Mich: I think you should pull out all stops. Any thing in your Dr Seuss collection? I fear he may have passed on before covering the CA in memorable detail.

The Cost Approach in a Hat
The Cost Approach is not beyond reproach

But, in trouble, you might, if you don't do it right.

If some parts are left out, the instructor might shout,

But the AMC will giggle with glee

As another will pay and they'll go scott free,

When lenders come collecting per warranty

Next years E & O will be triple the fee!
 
I'm still working on getting that darn SCA to work right.
 
All right, a bunch of you should be celebrating...I deducted economic ext obs from the report I am handing in today...not too painful...I will have to change my wording, re on prior cost approach (replacement cost) I stated the value indicator was replacement cost and may not represent market value.

Now I will make a statement that cost approach was derived with applying ext obs and given little weight toward MV due to variance over time in applying depreciation.

I read the Fannie guide (I think it was PE who posted it), could not find the accrued dep section, did find a statement regarding replacement cost for ins puroposes on a report that Fannie does not want any obs or depreciation applied when purpose of CA is replacement for insurance purposes...

RE, for the people who routinely apply ext ec obs on res reports, are you using replacement cost or reproduction cost?

Regarding the story about a cert general who lost license not putting ext obs on a CA, I did not follow the story back when it was posted, had to be due to more than that, or maybe the building or house was a value he based on the CA? There had to have been other issues with the report or more to the story I would assume, anyway, thanks for all input on the subject.
 
*Sigh*

1. IMO, there is no such thing as "negative EP/EI." If there is no incentive for the developers contribution to the project then nothing gets developed.

2. For an existing improved property there had to be EP/EI when it was built or else it would not have gotten built.

3. If you are "forced" to complete a cost approach on an existing property in a market that is bad you still have to include a "reasonable*" amount of EP for the CA model to work. You just have to depreciate it out due to the EO.

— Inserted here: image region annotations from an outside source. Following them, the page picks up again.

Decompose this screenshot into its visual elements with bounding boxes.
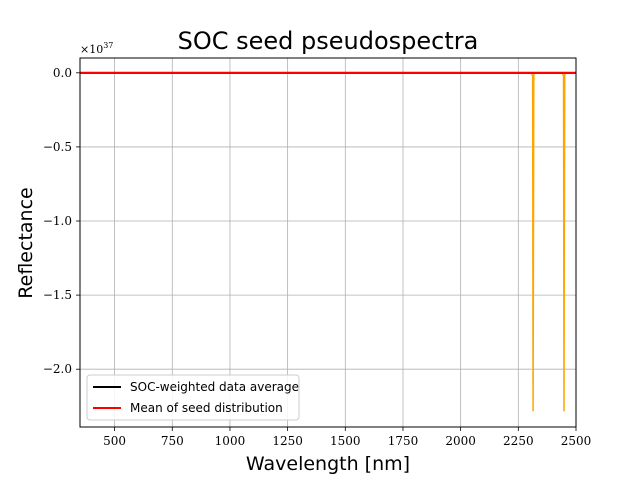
x-tick-label: 1000 [215, 434, 246, 448]
x-axis-label: Wavelength [nm] [246, 453, 410, 475]
x-tick-label: 2250 [503, 434, 534, 448]
y-tick-label: −0.5 [43, 140, 72, 154]
y-tick-label: −1.0 [43, 214, 72, 228]
x-tick-label: 750 [161, 434, 184, 448]
y-offset-exponent: 37 [103, 41, 113, 50]
y-tick-label: 0.0 [53, 66, 72, 80]
y-offset-label: ×1037 [80, 41, 113, 56]
y-axis-label: Reflectance [15, 187, 37, 298]
x-tick-label: 500 [103, 434, 126, 448]
plot-frame [79, 57, 577, 428]
x-tick-label: 1250 [272, 434, 303, 448]
x-tick-label: 2000 [445, 434, 476, 448]
legend: SOC-weighted data average Mean of seed di… [86, 374, 300, 421]
chart-title: SOC seed pseudospectra [178, 27, 479, 55]
legend-label: Mean of seed distribution [130, 401, 283, 415]
x-tick-label: 1500 [330, 434, 361, 448]
x-tick-label: 1750 [388, 434, 419, 448]
legend-label: SOC-weighted data average [130, 380, 299, 394]
y-tick-label: −2.0 [43, 362, 72, 376]
legend-box [86, 374, 300, 421]
y-tick-label: −1.5 [43, 288, 72, 302]
y-offset-base: ×10 [80, 43, 103, 56]
x-axis-ticks: 500 750 1000 1250 1500 1750 2000 2250 2500 [103, 427, 591, 448]
plot-lines [80, 71, 576, 412]
x-tick-label: 2500 [561, 434, 592, 448]
y-axis-ticks: 0.0 −0.5 −1.0 −1.5 −2.0 [43, 66, 80, 376]
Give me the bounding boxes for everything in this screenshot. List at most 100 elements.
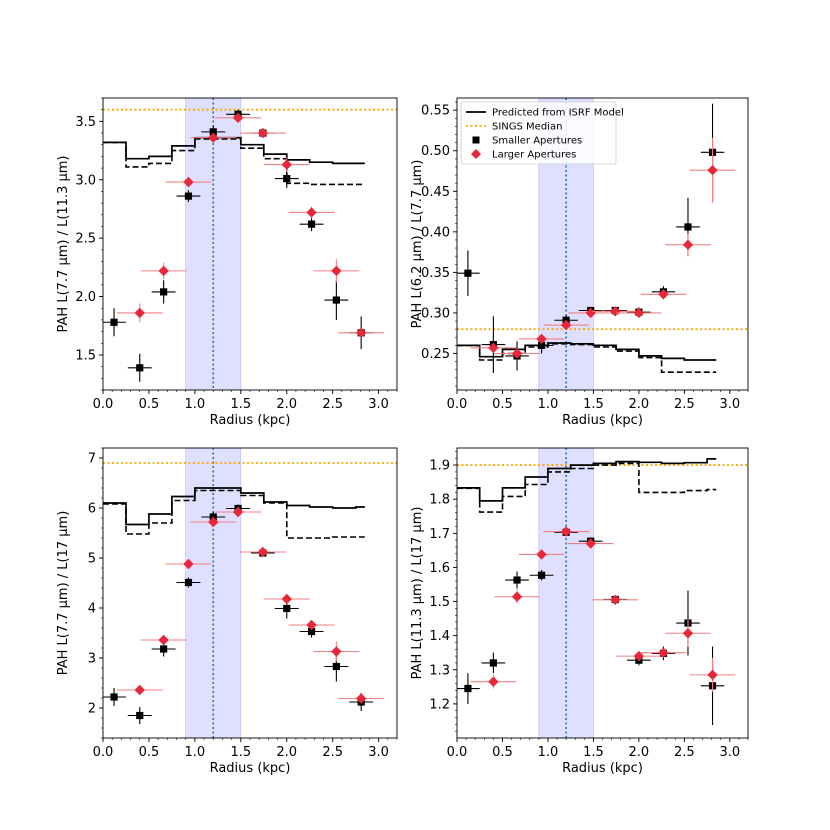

*"Reasonable" can be based on your opinion and derived from historical EP/EI or any logical argument as to what it would take to incentivize a developer to take on the project.
 
How am I suppose to cost up this one?

Cost tables not found.
 
Is This Mere Semantics Or Do I Have A Point?

IMO, there is no such thing as "negative EP/EI." If there is no incentive for the developers contribution to the project then nothing gets developed.
I would agree that there is no such thing as negative EI, for the very reason you cite. However, EP is another thing altogether. That could well turn out to be negative, but one would never know for certain before any development is done. Clearly market conditions could potentially vaporize the anticipated EI, and then some.
 
You guys know your topic matter very well here, surely more than me.

But how can these considerations be accurate, even if applied correctly, in markets rampant with flips and flops?

The notion of depreciation and obsolescence related to valuation and price, is an approach based on the presumption of reliable benchmarks for primary valuation.

The cost approach is something requested for market value appraisals, which should not be requested at all. If the lenders want insurable value appraisals, they should not look for that on market value appraisal requests.

Requests to "match" from relaying parties is a prevalent approach, perhaps even more so than the proper methods detailed by appraisers here. You've got to roll with the program to some degree. I'm not going to spend all day doing ca's when I can spend 1/2 hour on them. Especially considering I'm noting estimates applied, not to be used for insurance purposes, not a reliable stand alone valuation, and noting the ca is provided upon request, but is given no consideration towards the final market value opinion.

If I had clients that actually cared about my opinions in the first place, the first thing I would do is tell them the cost approach is not a necessary inclusion to come around with the market valuation opinion.

A great deal more is "mailed in" than just cost approaches. Jay, focus on the driving factors which lead to the final opinion. I'm assuming that's not the ca, so other considerations like properly scaling net/gross with similarity to subject/comps comparisons are infinitely more relevant towards market value appraisal reviews, than ca's are.

Let's face it, without appropriate long form, even if the ca is done appropriately, it's difficult to distinguish that without reverse engineering the process. When the form demands long form fill in, then I guess at that point, I'll either demand scope change, or draw the necessary additional fee to perform those highly detailed analyses. If the standard is the peer standard, I'm probably on the curve, just by opening up an actual M&S book.
 
But how can these considerations be accurate, even if applied correctly, in markets rampant with flips and flops?

Why would either of the other two approaches be any better in a flip/flop market?
 
Why would either of the other two approaches be any better in a flip/flop market?
I meant that to go with the following line:

But how can these considerations be accurate, even if applied correctly, in markets rampant with flips and flops?

The notion of depreciation and obsolescence related to valuation and price, is an approach based on the presumption of reliable benchmarks for primary valuation.

In a flip/flop market - The individualized comparison with attention to detail on sellers conditions and practical availability of similar sales situations is key. I fail to see how that can be incorporated into extracted figures such as economic factors taken from whole market analysis. Unless, all sales were sorted in sub categories, and individual type of sale extrapolations made. Even two individual sales of similar homes in dissimilar sales situations examples yield starkly different results in volatile marketplaces. Until verifiable benchmarks return with steady supply/demand/and acceptance, extrapolated results are less reliable, while a limited selection of straightforward matches is more reliable.

In a speculated flip flop market, it seems likely that the income approach would probably be the most consistent analysis. The market valuation would be subjective, but still would have bifurcated examples. The whole market and subsequent considerations would take into account the broadest array of considerations and variances.

How does one consider the extrapolated economic obsolescence between a fannie owned bank sale, and a boa short with two lein holders who cannot agree? How does that stack up against a non distressed listing that reduced to drive a sale? Personally, I don't hold much stock in such considerations. Market valuation appraisal is about what it's worth today, in today's market. That means the most recent relevant examples are given primary consideration towards the final valuation opinion. 4-6 comp examples have been, and will continue to be the best examples in most suburban and urban residential marketplaces. The EO is built in to the market value, by way of buyers acceptance. Formulating some fancy ca analysis would essentially be derived from known mv considerations anyways, would it not?